MØ – ‘Forever Neverland’ review

This intriguingly offbeat artist is best known for her Major Lazer collabs, but this bold album proves she's much more than someone to lean on

Equally inspired by the Spice Girls and Sonic Youth, is an intriguingly offbeat artist with a very modern, streaming era problem: her biggest hits by far have been features on other people’s songs, namely the Major Lazer bangers ‘Lean On’ and ‘Cold Water’. So, while the Oceana crowd know her voice – sweet and scratchy like honeycomb – they probably don’t know how to pronounce her distinctive Danish name.
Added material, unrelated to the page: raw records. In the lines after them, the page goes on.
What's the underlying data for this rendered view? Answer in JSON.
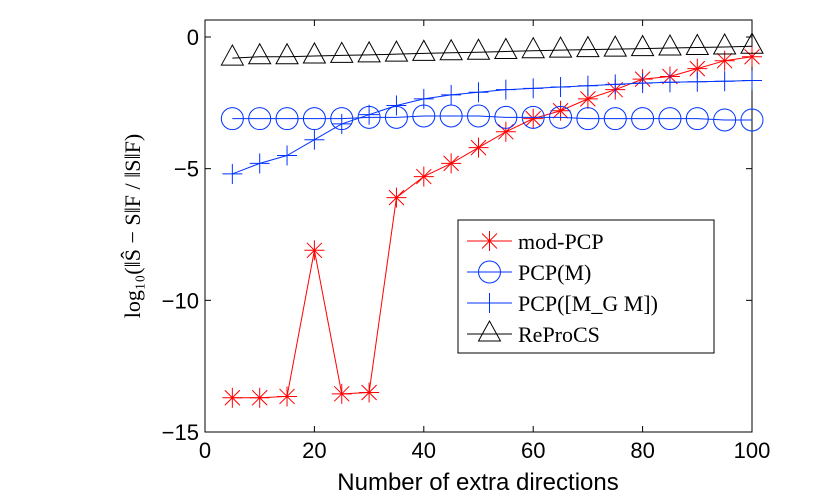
{
  "chart_data": {
    "type": "line",
    "title": "",
    "xlabel": "Number of extra directions",
    "ylabel": "log₁₀(‖Ŝ − S‖F / ‖S‖F)",
    "xlim": [
      0,
      100
    ],
    "ylim": [
      -15,
      0
    ],
    "x_ticks": [
      0,
      20,
      40,
      60,
      80,
      100
    ],
    "y_ticks": [
      0,
      -5,
      -10,
      -15
    ],
    "x_tick_labels": [
      "0",
      "20",
      "40",
      "60",
      "80",
      "100"
    ],
    "y_tick_labels": [
      "0",
      "−5",
      "−10",
      "−15"
    ],
    "grid": false,
    "legend_position": "center-right",
    "x": [
      5,
      10,
      15,
      20,
      25,
      30,
      35,
      40,
      45,
      50,
      55,
      60,
      65,
      70,
      75,
      80,
      85,
      90,
      95,
      100
    ],
    "series": [
      {
        "name": "mod-PCP",
        "color": "#ff0000",
        "marker": "asterisk",
        "values": [
          -13.7,
          -13.7,
          -13.65,
          -8.1,
          -13.55,
          -13.5,
          -6.1,
          -5.3,
          -4.8,
          -4.2,
          -3.6,
          -3.1,
          -2.8,
          -2.35,
          -2.0,
          -1.6,
          -1.5,
          -1.2,
          -0.9,
          -0.75
        ]
      },
      {
        "name": "PCP(M)",
        "color": "#0033ff",
        "marker": "circle",
        "values": [
          -3.1,
          -3.1,
          -3.1,
          -3.1,
          -3.1,
          -3.05,
          -3.05,
          -3.0,
          -3.0,
          -3.0,
          -3.05,
          -3.05,
          -3.05,
          -3.1,
          -3.1,
          -3.1,
          -3.1,
          -3.1,
          -3.15,
          -3.15
        ]
      },
      {
        "name": "PCP([M_G M])",
        "color": "#0033ff",
        "marker": "plus",
        "values": [
          -5.2,
          -4.8,
          -4.5,
          -3.9,
          -3.3,
          -2.95,
          -2.6,
          -2.35,
          -2.2,
          -2.1,
          -2.0,
          -1.95,
          -1.9,
          -1.85,
          -1.8,
          -1.75,
          -1.72,
          -1.7,
          -1.68,
          -1.65
        ]
      },
      {
        "name": "ReProCS",
        "color": "#000000",
        "marker": "triangle",
        "values": [
          -0.8,
          -0.75,
          -0.75,
          -0.72,
          -0.7,
          -0.68,
          -0.65,
          -0.62,
          -0.6,
          -0.58,
          -0.55,
          -0.52,
          -0.5,
          -0.48,
          -0.46,
          -0.44,
          -0.42,
          -0.4,
          -0.38,
          -0.35
        ]
      }
    ]
  }
}
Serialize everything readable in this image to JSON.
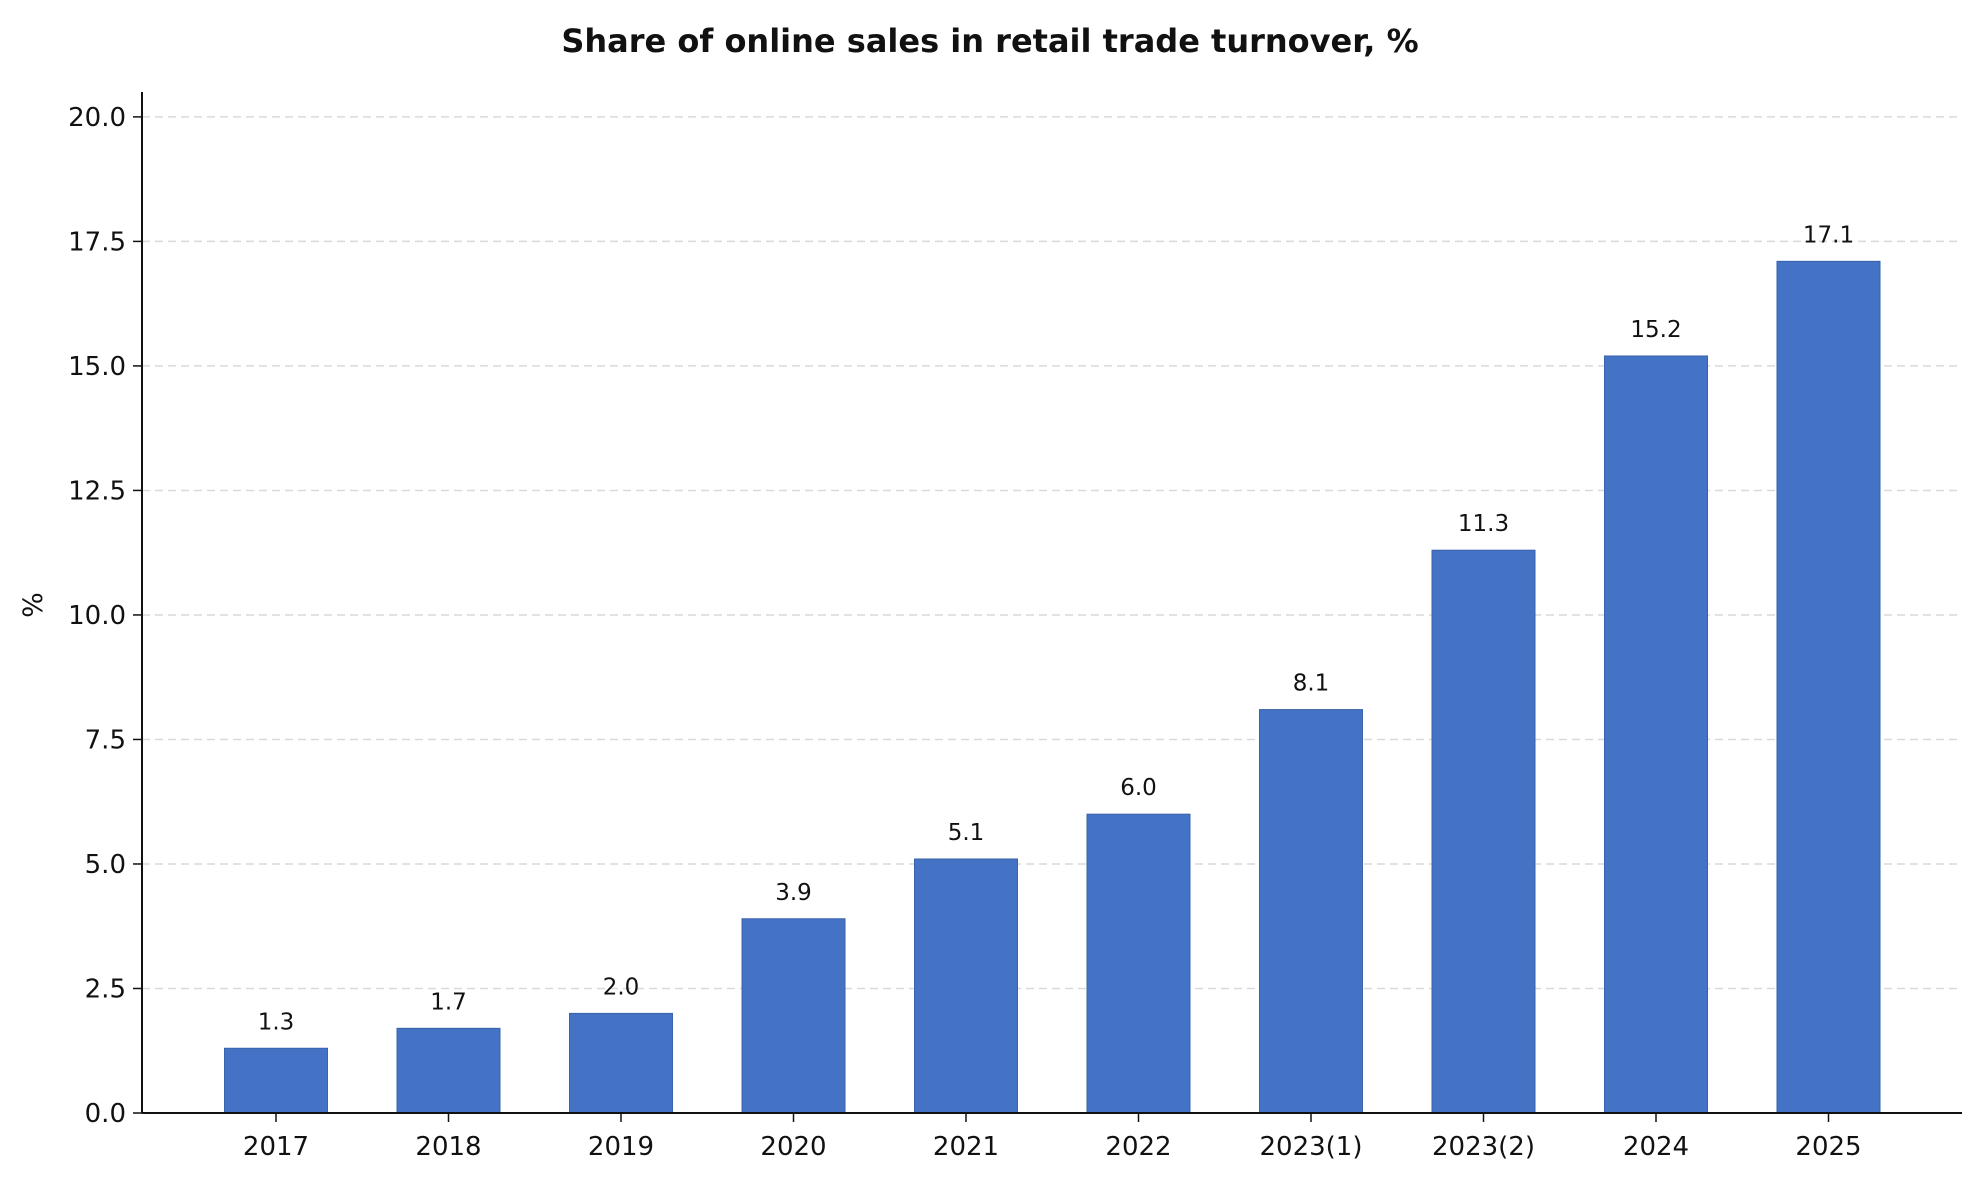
{
  "chart_data": {
    "type": "bar",
    "title": "Share of online sales in retail trade turnover, %",
    "xlabel": "",
    "ylabel": "%",
    "categories": [
      "2017",
      "2018",
      "2019",
      "2020",
      "2021",
      "2022",
      "2023(1)",
      "2023(2)",
      "2024",
      "2025"
    ],
    "values": [
      1.3,
      1.7,
      2.0,
      3.9,
      5.1,
      6.0,
      8.1,
      11.3,
      15.2,
      17.1
    ],
    "value_labels": [
      "1.3",
      "1.7",
      "2.0",
      "3.9",
      "5.1",
      "6.0",
      "8.1",
      "11.3",
      "15.2",
      "17.1"
    ],
    "ylim": [
      0,
      20.5
    ],
    "yticks": [
      0,
      2.5,
      5,
      7.5,
      10,
      12.5,
      15,
      17.5,
      20
    ],
    "ytick_labels": [
      "0.0",
      "2.5",
      "5.0",
      "7.5",
      "10.0",
      "12.5",
      "15.0",
      "17.5",
      "20.0"
    ],
    "grid": "horizontal-dashed",
    "legend": "none",
    "colors": {
      "bar": "#4472c4",
      "bar_edge": "#3a63ad",
      "grid": "#d9d9d9",
      "axis": "#111111"
    }
  }
}
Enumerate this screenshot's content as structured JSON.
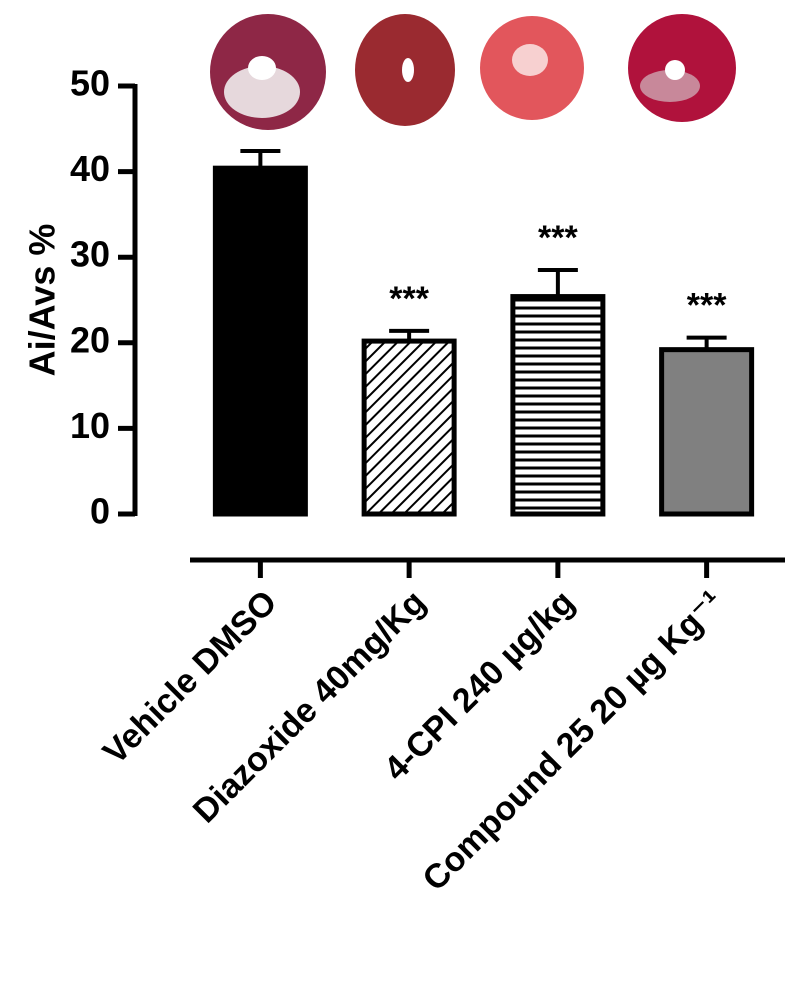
{
  "chart_data": {
    "type": "bar",
    "ylabel": "Ai/Avs %",
    "categories": [
      "Vehicle DMSO",
      "Diazoxide 40mg/Kg",
      "4-CPI 240  µg/kg",
      "Compound 25 20 µg Kg⁻¹"
    ],
    "values": [
      40.4,
      20.2,
      25.4,
      19.2
    ],
    "errors": [
      2.0,
      1.2,
      3.1,
      1.4
    ],
    "annotations": [
      null,
      "***",
      "***",
      "***"
    ],
    "colors": [
      "#000000",
      "#ffffff",
      "#ffffff",
      "#808080"
    ],
    "patterns": [
      "solid",
      "diagonal",
      "horizontal",
      "solid"
    ],
    "ylim": [
      0,
      50
    ],
    "yticks": [
      0,
      10,
      20,
      30,
      40,
      50
    ]
  }
}
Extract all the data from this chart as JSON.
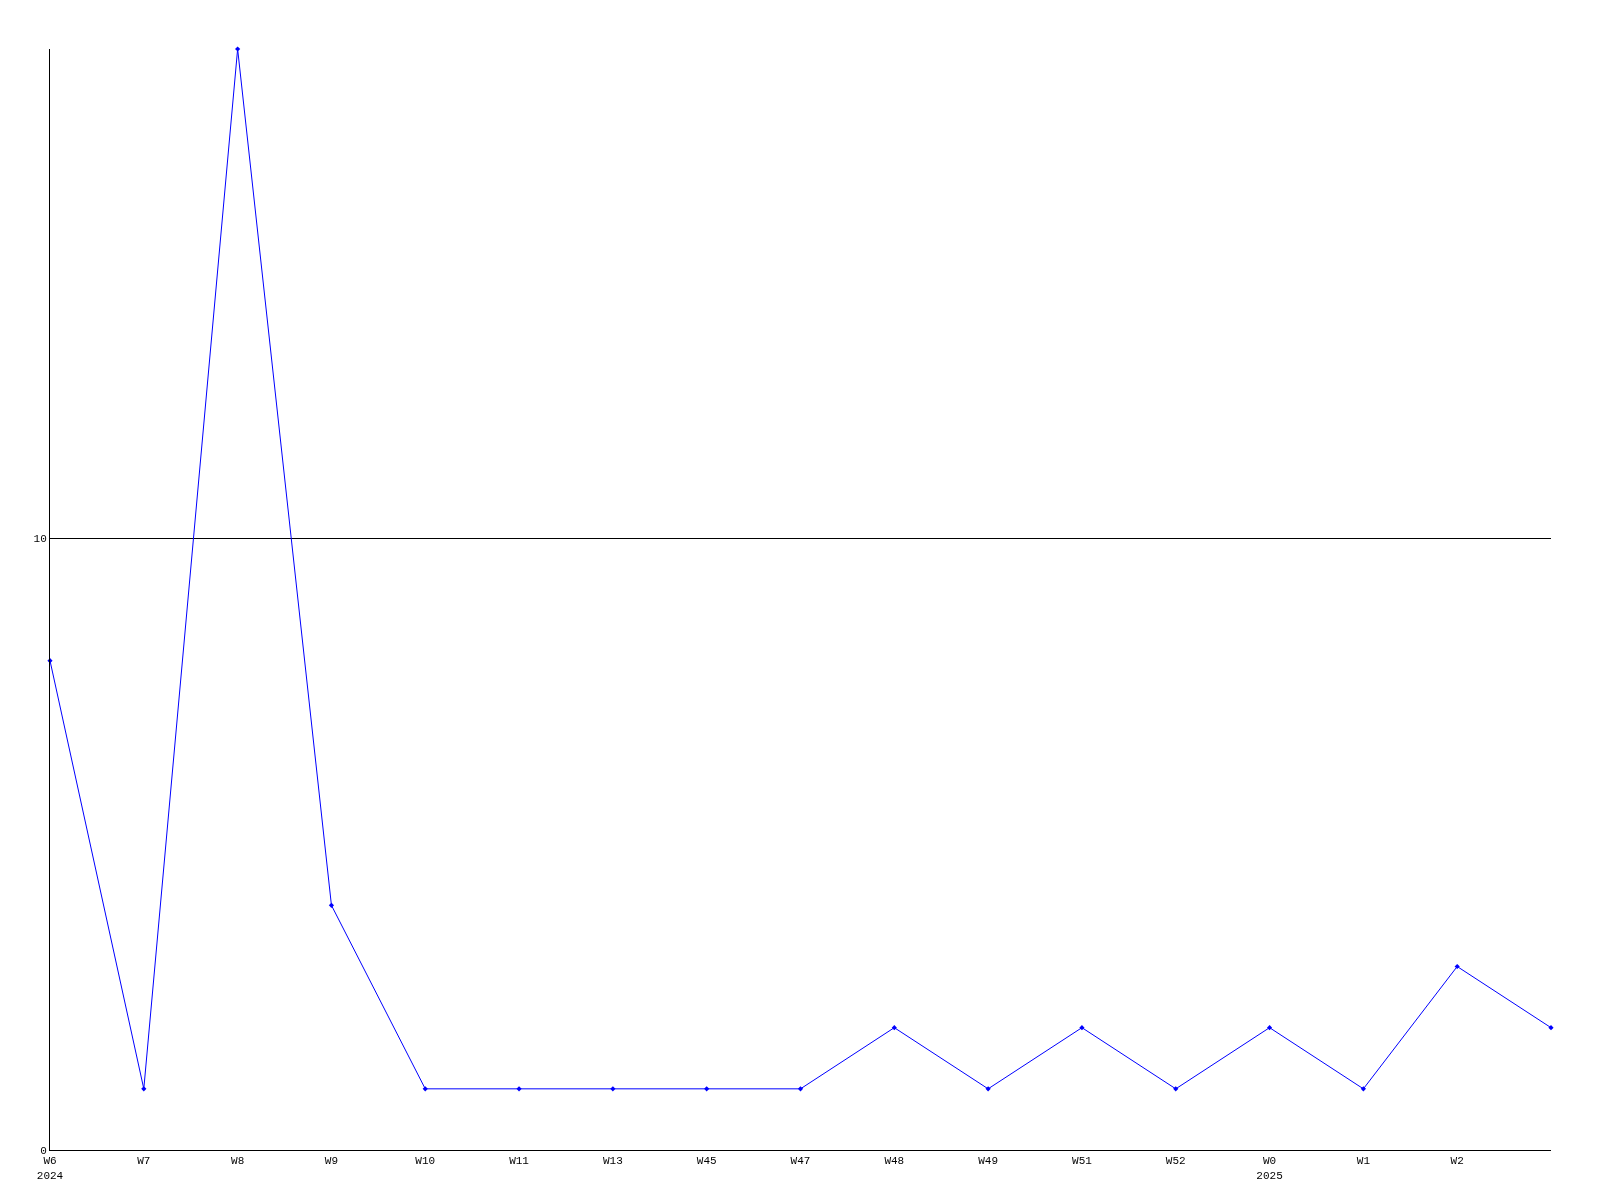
{
  "chart_data": {
    "type": "line",
    "categories": [
      "W6\n2024",
      "W7",
      "W8",
      "W9",
      "W10",
      "W11",
      "W13",
      "W45",
      "W47",
      "W48",
      "W49",
      "W51",
      "W52",
      "W0\n2025",
      "W1",
      "W2",
      null
    ],
    "series": [
      {
        "color": "#0000ff",
        "values": [
          8,
          1,
          18,
          4,
          1,
          1,
          1,
          1,
          1,
          2,
          1,
          2,
          1,
          2,
          1,
          3,
          2
        ]
      }
    ],
    "ylim": [
      0,
      18
    ],
    "yticks": [
      0,
      10
    ],
    "grid": "y",
    "marker": "diamond",
    "line_style": "solid"
  }
}
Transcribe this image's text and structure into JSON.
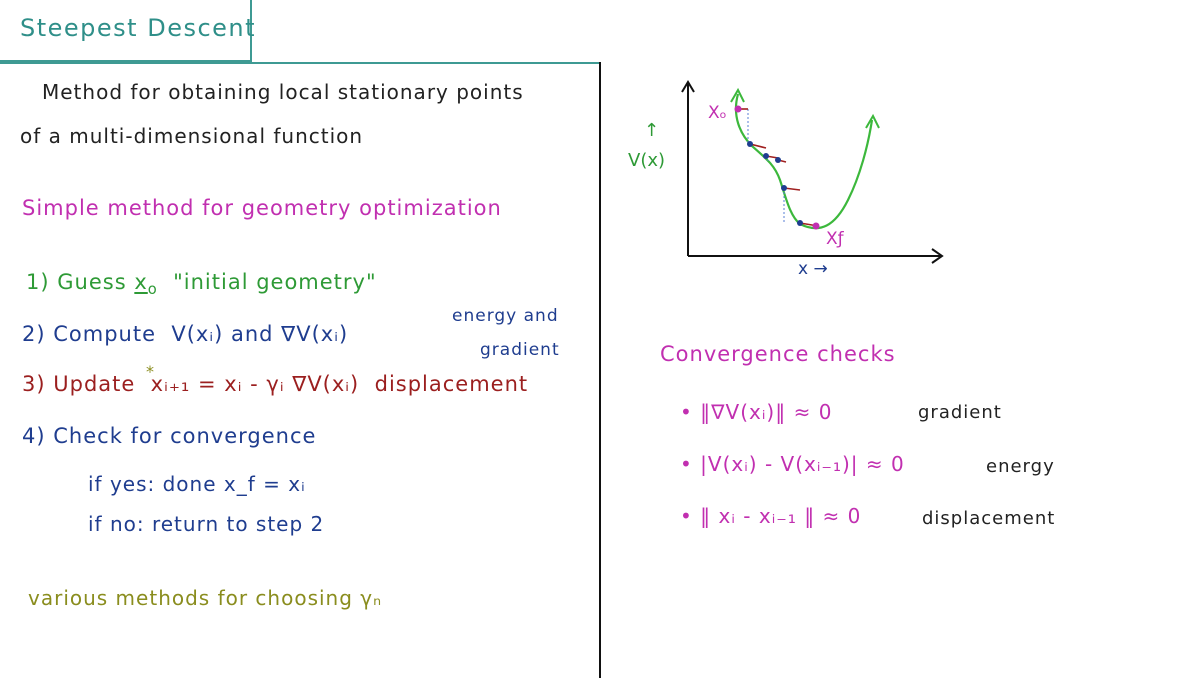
{
  "title": "Steepest Descent",
  "intro": {
    "line1": "Method for obtaining local stationary points",
    "line2": "of a multi-dimensional function"
  },
  "subtitle": "Simple method for geometry optimization",
  "steps": {
    "s1": {
      "num": "1)",
      "text": "Guess",
      "var": "x",
      "sub": "o",
      "note": "\"initial geometry\""
    },
    "s2": {
      "num": "2)",
      "text": "Compute",
      "expr": "V(xᵢ) and ∇V(xᵢ)"
    },
    "s2_note_line1": "energy and",
    "s2_note_line2": "gradient",
    "s3": {
      "num": "3)",
      "text": "Update",
      "expr": "xᵢ₊₁ = xᵢ - γᵢ ∇V(xᵢ)",
      "note": "displacement"
    },
    "s4": {
      "num": "4)",
      "text": "Check for convergence"
    },
    "s4_yes": "if yes: done  x_f = xᵢ",
    "s4_no": "if no: return to step 2"
  },
  "footnote": "various methods for choosing γₙ",
  "graph": {
    "ylabel": "V(x)",
    "y_arrow": "↑",
    "xlabel": "x →",
    "start_label": "Xₒ",
    "end_label": "Xƒ"
  },
  "convergence": {
    "heading": "Convergence checks",
    "items": [
      {
        "expr": "• ‖∇V(xᵢ)‖ ≈ 0",
        "label": "gradient"
      },
      {
        "expr": "• |V(xᵢ) - V(xᵢ₋₁)| ≈ 0",
        "label": "energy"
      },
      {
        "expr": "• ‖ xᵢ - xᵢ₋₁ ‖ ≈ 0",
        "label": "displacement"
      }
    ]
  },
  "colors": {
    "title": "#2f8f89",
    "curve": "#3cb83c",
    "axes": "#111111",
    "arrow_red": "#a02020",
    "points_blue": "#1f3d8f",
    "accent_magenta": "#c12fb0"
  }
}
This second album begins a little bit tentatively, with the tribal pop songs ‘Way Down’ and ‘I Want You’. They’re decent tunes, but feel as though they’ve been grown in the shadow of ‘Lean On’. Thankfully, the album soon branches out into weirder and more unexpected directions. With its strummed acoustic guitars leading into a super-auto-tuned chorus and screechy synth hook, ‘Blur’ is both freaky and anthemic – a tricky combination to pull off. Diplo collaboration ‘Sun In My Eyes’ is a bright blast of new wave-y pop on which MØ  comes off like a millennial Gwen Stefani. The skittering digital R&B of ‘If It’s Over’ is screaming out for a Charli XCX cameo, so it’s a good job MØ has managed to bag one.

READ MORE: MØ: on ‘Lean On’, working with her heroes and her 2018 album 

The album’s second half also benefits from a welcome air of melancholy, which makes MØ more relatable than ever  before. “Feeling like a loose leaf stuck on the tree / Blowin’ in the wind, come help me be free,” she yearns on reggae bop ‘Red Wine’. Trip-hop-flavoured closing track ‘Purple Like Summer Rain’ features a fantastic spoken-word bit on which MØ fantasises about a life where she doesn’t “have to worry about the responsibilities of adulthood”. There’s even a minute-long piano-ballad interlude featuring the instant classic lyric: “All I wanna do is just call up my mom and get my ass out of West Hollywood”.

In fact, the only real misstep is ‘Beautiful Wreck’, a bland tropical ballad that belongs on an ‘Ex On The Beach’ montage. On this evidence, though, MØ’s own music deserves to find a wider audience. By turns anthemic, experimental and boldly poptastic, ‘Forever Neverland’ hits multiple grooves, proving she’s a fascinating, multifaceted musician in her own right. As an artist, she’s much more than someone to lean on.